A recent systematic review, published in Frontiers in Physiology, draws this out a bit further. Here, the authors explored meta-analyses published comparing periodized to non-periodized exercise training programs, finding only two such papers. One meta-analysis, conducted by Williams and colleagues and published in 2017, included 18 papers examining periodized resistance training to non-periodized resistance training for improvements in maximal strength. The second, by Rhea and Alderman and published in 2004, compared periodized and non-periodized programs for improvements in strength and/or power development. None of the individual studies making up these original systematic reviews exploring the effectiveness of periodization compared the periodized programs with a varied, but non-periodized program; instead they focused on comparing a periodized program with a consistently loaded training program. As noted earlier, this is problematic, because if variation is the driver of enhanced adaptations, we’re not controlling for this.

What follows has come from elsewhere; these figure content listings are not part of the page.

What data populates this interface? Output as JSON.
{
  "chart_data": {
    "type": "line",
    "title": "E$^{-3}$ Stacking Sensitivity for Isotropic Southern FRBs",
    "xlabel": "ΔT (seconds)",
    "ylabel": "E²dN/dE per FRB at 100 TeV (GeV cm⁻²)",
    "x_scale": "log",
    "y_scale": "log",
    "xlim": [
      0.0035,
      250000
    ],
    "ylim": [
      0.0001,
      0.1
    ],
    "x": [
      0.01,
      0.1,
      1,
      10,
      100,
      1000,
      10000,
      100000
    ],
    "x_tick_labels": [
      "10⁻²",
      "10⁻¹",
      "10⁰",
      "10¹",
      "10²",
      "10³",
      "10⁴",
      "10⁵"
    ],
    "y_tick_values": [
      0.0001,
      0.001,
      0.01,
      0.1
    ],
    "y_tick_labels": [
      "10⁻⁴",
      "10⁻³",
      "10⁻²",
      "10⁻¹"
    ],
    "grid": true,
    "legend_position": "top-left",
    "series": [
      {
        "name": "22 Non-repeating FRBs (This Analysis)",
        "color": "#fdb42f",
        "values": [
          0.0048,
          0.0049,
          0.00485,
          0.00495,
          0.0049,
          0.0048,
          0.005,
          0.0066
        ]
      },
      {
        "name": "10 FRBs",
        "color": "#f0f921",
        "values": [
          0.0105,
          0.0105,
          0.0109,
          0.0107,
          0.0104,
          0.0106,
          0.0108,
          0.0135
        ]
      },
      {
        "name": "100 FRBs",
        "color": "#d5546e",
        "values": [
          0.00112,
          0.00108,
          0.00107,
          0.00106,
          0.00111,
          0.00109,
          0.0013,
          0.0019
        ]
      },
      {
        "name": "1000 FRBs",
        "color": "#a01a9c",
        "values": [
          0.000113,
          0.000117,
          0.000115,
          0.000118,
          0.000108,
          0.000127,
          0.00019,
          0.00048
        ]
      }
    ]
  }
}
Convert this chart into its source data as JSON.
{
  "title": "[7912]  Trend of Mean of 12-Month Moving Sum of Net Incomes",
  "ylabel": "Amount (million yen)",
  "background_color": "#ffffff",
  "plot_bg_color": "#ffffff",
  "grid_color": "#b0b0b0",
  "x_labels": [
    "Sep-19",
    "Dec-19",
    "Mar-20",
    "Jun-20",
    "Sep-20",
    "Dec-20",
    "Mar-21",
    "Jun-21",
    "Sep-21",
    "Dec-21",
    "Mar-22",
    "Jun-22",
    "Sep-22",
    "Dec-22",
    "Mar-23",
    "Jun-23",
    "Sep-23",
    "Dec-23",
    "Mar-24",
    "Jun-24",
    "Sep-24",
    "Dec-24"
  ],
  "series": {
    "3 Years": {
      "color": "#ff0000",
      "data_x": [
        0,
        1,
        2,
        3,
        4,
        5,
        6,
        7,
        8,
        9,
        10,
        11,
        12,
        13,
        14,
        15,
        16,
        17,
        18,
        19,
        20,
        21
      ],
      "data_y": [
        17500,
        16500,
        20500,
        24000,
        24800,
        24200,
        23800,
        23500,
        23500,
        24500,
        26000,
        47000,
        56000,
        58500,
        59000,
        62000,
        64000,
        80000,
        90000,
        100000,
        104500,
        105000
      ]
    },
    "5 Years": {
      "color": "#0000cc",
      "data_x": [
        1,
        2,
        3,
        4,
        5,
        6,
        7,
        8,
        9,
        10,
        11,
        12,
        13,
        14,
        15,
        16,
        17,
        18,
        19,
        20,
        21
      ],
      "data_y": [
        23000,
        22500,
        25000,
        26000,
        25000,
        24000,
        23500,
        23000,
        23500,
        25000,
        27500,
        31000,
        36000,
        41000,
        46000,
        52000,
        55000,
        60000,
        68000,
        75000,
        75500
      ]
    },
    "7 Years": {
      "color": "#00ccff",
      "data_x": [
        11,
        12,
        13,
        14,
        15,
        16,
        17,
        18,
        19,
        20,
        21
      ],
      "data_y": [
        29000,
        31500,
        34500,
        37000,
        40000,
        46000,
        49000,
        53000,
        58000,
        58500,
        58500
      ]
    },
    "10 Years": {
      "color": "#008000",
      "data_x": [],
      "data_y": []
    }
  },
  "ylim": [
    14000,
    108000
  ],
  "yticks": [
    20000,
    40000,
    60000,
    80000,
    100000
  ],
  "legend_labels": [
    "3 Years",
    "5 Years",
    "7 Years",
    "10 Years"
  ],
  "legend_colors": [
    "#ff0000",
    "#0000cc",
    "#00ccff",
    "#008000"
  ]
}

This all means that we’re not really any clearer as to whether periodized models are more effective that simple variation in training. This is because of study design; studies aiming to explore this question isolate variation, and use this as a proxy for periodization, when the two aren’t the same. This means that we can’t say for certain whether periodization works per se (although it seems logical that it does), and we can’t compare different periodization models for their effectiveness. The main outcome proposed by the authors of the meta-analysis is to explore whether periodized training programs are superior to varied training programs; this current oversight is severely limiting our ability to accurately determine the effectiveness—or otherwise—or various periodization models. We need better research, which will then hopefully be able to better inform our design of training programs.